In practical terms Bill showed me several things. For example, see each person’s story as unique. It is only in the context of God’s deep love for them individually that anyone should consider engaging with the process of healing. Little good can come from inappropriately attempting to pray for someone to be healed. But that should not stop anyone trying, or watching for healing to come over time. See doctors as God’s helpers, not in opposition to his intervention. ‘Start small’, Bill taught, ‘and don’t go for resurrections for a while’, he would joke. Also, as a usual discipline, pray under the authority and supervision of a local church and avoid going it alone. Always be pastorally sensitive, be wise about praying for the opposite sex, and maintain a healthy level of humour that doesn’t allow the experience to get intense.
Why, I asked our mutual friend Dallas Willard, was Bill so effective in his prayer for people who came to see him? ‘Because he lives in a universe where these things happen — naturally and normally’, he said. Looking back on my own time with him, if Bill taught me anything it was that healing prayer is abiding prayer.

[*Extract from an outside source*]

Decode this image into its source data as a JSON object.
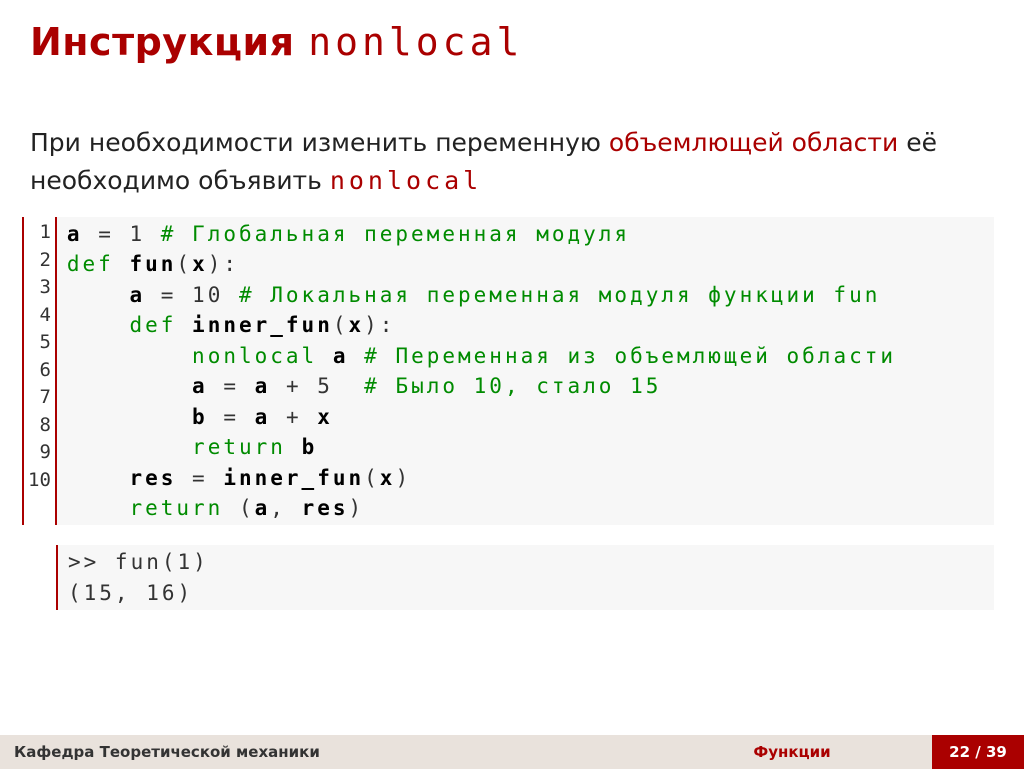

Bill had himself been prayed for by a remarkable Christian woman when he was experiencing struggles of his own, and his faith had grown considerably as he ministered to hundreds of people over thirty-five years. His own experience of grace gave him the assurance that what he was praying for was real. Through his own careful study of Scripture, his brokenness and his many years of training and experience, Bill had developed the character to handle the precious gift of healing. I want to develop it too.
Small beginnings
On his last visit to the UK when Bill had all but stopped speaking in public about healing, he visited a community that had been badly hurt by unanswered prayer. Some years earlier a child of one of the elders had been very sick and the congregation gathered together to pray. But the girl died, and along with her died the church’s belief in prayer. Bill took me to one side and asked ‘why did they bring the church together when the Bible teaches that it is the elders who are to pray for the sick?’ (Jam 5:14) The point had never occurred to me, but Bill explained that the elders were considered to have the faith and character required to handle the power of prayer. ‘There will be people in the congregation who don’t believe in healing at all’ he told me ‘and this will have been a considerable block to God working’.
Over the next hour or so Bill lovingly listened, coaxed and challenged the little group back into believing that God might just be able to heal people after all. ‘Do you believe that God can save someone from their sins?’ he asked. Well of course he can, they replied. ‘Then what makes it harder for God to heal someone than to forgive them for their sin?’ A nice line, Bill. You just kick-started another church into trusting God again.